An article published in time magazine cites a paper published in The BMJ suggests that SSRI’s (Selective Serotonin Retake Inhibitors), commonly referred to under the heading of “anti-depressants” have no real proof behind claims that they work to treat depression. One reason for the claim that they don’t work is based on the fact that we don’t know the mechanism by which they may work. And, of course, there are a significant number of reports of cases in which they do not work or indeed make matters worse.
In my clinical experience, most who find some success in treating depression express the palliation of symptoms as just that rather than a resolution of symptoms or a cure. Often times the characterization of the effect is that of placing a “blanket” over everything – the good and the bad, and of course, during the period of depression, anything to reduce the bad is welcome even at the expense of the good.

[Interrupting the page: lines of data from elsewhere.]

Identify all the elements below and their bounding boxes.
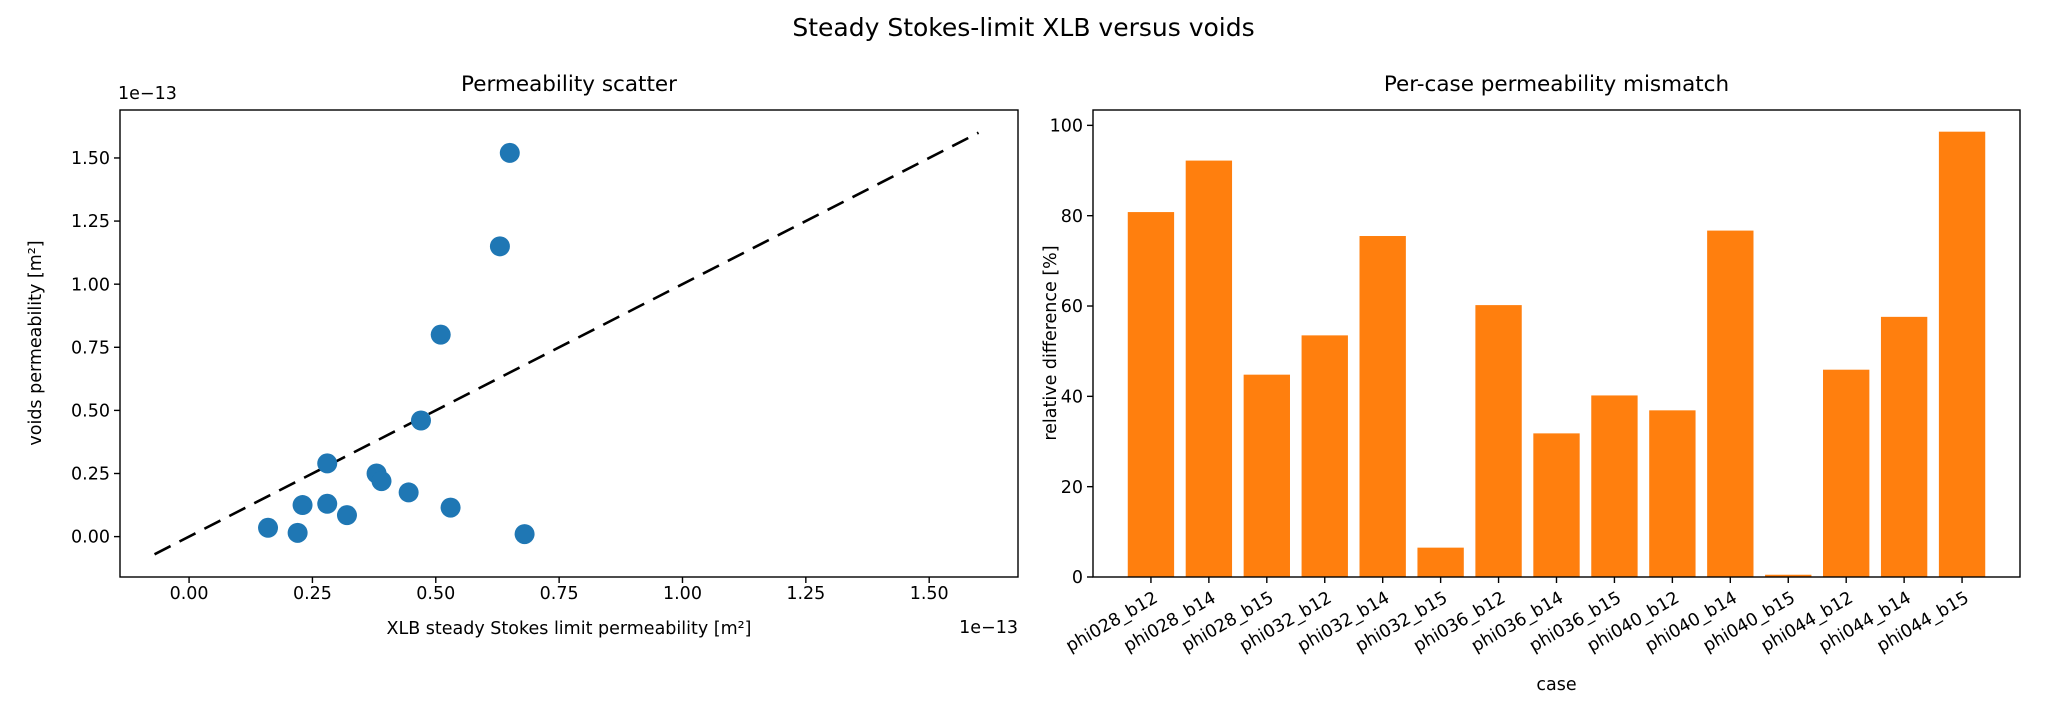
scatter-y-axis-label: voids permeability [m²]: [26, 240, 46, 446]
scatter-point: [317, 493, 338, 514]
bar-y-tick-label: 20: [1061, 478, 1083, 498]
scatter-point: [440, 497, 461, 518]
scatter-point: [489, 236, 510, 257]
bar-x-axis-label: case: [1536, 675, 1577, 695]
scatter-point: [258, 517, 279, 538]
bar: [1591, 395, 1638, 577]
bar: [1185, 160, 1233, 577]
bar-y-axis-label: relative difference [%]: [1041, 245, 1061, 441]
bar: [1359, 236, 1406, 577]
bar-y-tick-label: 80: [1061, 207, 1083, 227]
scatter-x-tick-label: 0.25: [293, 584, 332, 604]
bar: [1301, 335, 1348, 577]
bar: [1417, 547, 1464, 577]
scatter-y-tick-label: 1.25: [71, 212, 110, 232]
bar-y-tick-label: 40: [1061, 387, 1083, 407]
scatter-point: [499, 142, 520, 163]
parity-line: [153, 131, 980, 556]
bar: [1127, 212, 1175, 577]
scatter-y-tick-label: 0.50: [71, 402, 110, 422]
bar-y-tick-label: 0: [1072, 568, 1083, 588]
scatter-y-tick-label: 0.00: [71, 528, 110, 548]
bar-y-tick-label: 60: [1061, 297, 1083, 317]
scatter-x-tick-label: 0.50: [416, 584, 455, 604]
scatter-point: [336, 505, 357, 526]
scatter-y-tick-label: 1.00: [71, 275, 110, 295]
scatter-x-tick-label: 0.00: [170, 584, 209, 604]
scatter-y-tick-label: 0.25: [71, 465, 110, 485]
scatter-x-tick-label: 1.25: [786, 584, 825, 604]
scatter-point: [371, 471, 392, 492]
scatter-point: [398, 482, 419, 503]
bar-y-tick-label: 100: [1050, 116, 1083, 136]
scatter-point: [317, 453, 338, 474]
bar: [1243, 374, 1290, 577]
scatter-x-tick-label: 1.00: [663, 584, 702, 604]
bar: [1823, 369, 1870, 577]
scatter-y-tick-label: 1.50: [71, 149, 110, 169]
scatter-point: [430, 324, 451, 345]
scatter-x-tick-label: 1.50: [910, 584, 949, 604]
figure-suptitle: Steady Stokes-limit XLB versus voids: [792, 13, 1255, 42]
scatter-point: [514, 524, 535, 545]
scatter-y-tick-label: 0.75: [71, 338, 110, 358]
scatter-y-axis-offset-label: 1e−13: [118, 84, 177, 104]
bar: [1475, 305, 1522, 577]
scatter-x-axis-label: XLB steady Stokes limit permeability [m²…: [386, 619, 752, 639]
bar: [1938, 131, 1986, 578]
bar: [1649, 410, 1696, 577]
scatter-point: [287, 522, 308, 543]
scatter-point: [410, 410, 431, 431]
scatter-plot-title: Permeability scatter: [461, 72, 677, 97]
scatter-point: [292, 495, 313, 516]
bar: [1880, 316, 1928, 577]
bar: [1765, 574, 1812, 577]
scatter-x-axis-offset-label: 1e−13: [959, 618, 1018, 638]
bar: [1533, 433, 1580, 577]
bar: [1707, 230, 1754, 577]
bar-plot-title: Per-case permeability mismatch: [1383, 72, 1730, 97]
scatter-frame: [119, 109, 1019, 578]
scatter-x-tick-label: 0.75: [540, 584, 579, 604]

By definition, in the DSM IV (soon to be V), depression onset occurs in one’s early 20’s or late teens if it is inherited. In can occur from a change in brain chemistry created by external forces such as drug abuse, head trauma, and even food allergies, but an predisposition is identified early in life. So, why all the prescribing of “anti-depressants” for depression in post late teen and early 20’s years? Well, for some people who have experienced an event that would cause depression or grieving such as the loss of a loved one or divorce, the use of SSRI’s provides benefit, particularly in getting through the period of grieving. But, so often men and women continue to use SSRI’s for year after a triggering event. Why? Typically these events occur around the same period in life – the mid 30’s and older. This period of time happens to be the same period in which our natural production of hormones begins to decline. Of these, testosterone is one that contributes to one’s sense of well-being, energy and happiness. In fact, in the 1950’s exogenous testosterone supplementation was used to treat females with depression.
Unfortunately, especially with the time pressures of managed care, too often the evaluation of depression is limited to simply connecting a patient’s complaint of depression with a drug categorized as an “anti-depressant”.